My own immediate family has lost respect for me because of this. My father has gout, high blood pressure and a number of other smaller issues. My brother has heart problems and my sister has skin problems. Through careful and proper research I’ve been able to narrow down the root of all their problems. Now, they don’t even want to talk to me anymore because they’re offended that I gave them advice.
The Bike Shed Effect
There’s a phenomenon called the “Bike Shed Effect”. A term I’ve picked up from Tim Ferriss’ 4 Hour Body. Ask someone how to build a bike shed and you’ll get a ton of ideas, even if they’ve never built one. Ask someone to build a nuclear plant and you’ll get no feedback.
To sum it up in a nutshell, the greater the difficulty seems for a given task, the less likely people are to participate. Health and nutrition seem simple enough for people to guess about. After all, you have a shi’t load of information to pull out of a hat and personalize.
Health Advice Makes Enemies
Anytime I’ve given anyone nutritional advice or any tips on improving their health, they look at me like I’m attacking them. “Thanks, but this is what works for me” is usually where the dismissive behavior starts. If I try to question how they’ve gather their information or try to back up my information with science, I’d probably be deleted from their facebook the next day.

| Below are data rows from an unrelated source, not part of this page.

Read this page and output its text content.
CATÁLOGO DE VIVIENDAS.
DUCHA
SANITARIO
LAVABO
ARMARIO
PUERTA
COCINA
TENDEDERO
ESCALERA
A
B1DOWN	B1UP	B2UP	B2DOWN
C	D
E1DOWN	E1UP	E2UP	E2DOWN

Giving health advice is like questioning someone’s political views these days. Health is a hard science and people don’t realize that. Too many people out there don’t practice effective problem solving. It isn’t their fault because our school system doesn’t stress the scientific method of problem solving outside of dissecting frogs and science fairs.
Health is a science. There is no room for emotions, passion or opinions. Personal experiences and observations are reckless tools to form a conclusion from. People have a lot of trouble researching health because there is so much information out there that they don’t know what to believe. They tend to believe whatever they like at the end of the day.
The way to avoid this is to pick up on what makes a study credible or not. This way, people can find consistency out of all the confusion and something solid will finally emerge.
Do yourself a favor and be careful who you offer advice to. I’ve learned to just tell people what I do and if they want to know, they’ll ask. Nothing good will come out of offering advice to a non-responsive recipient.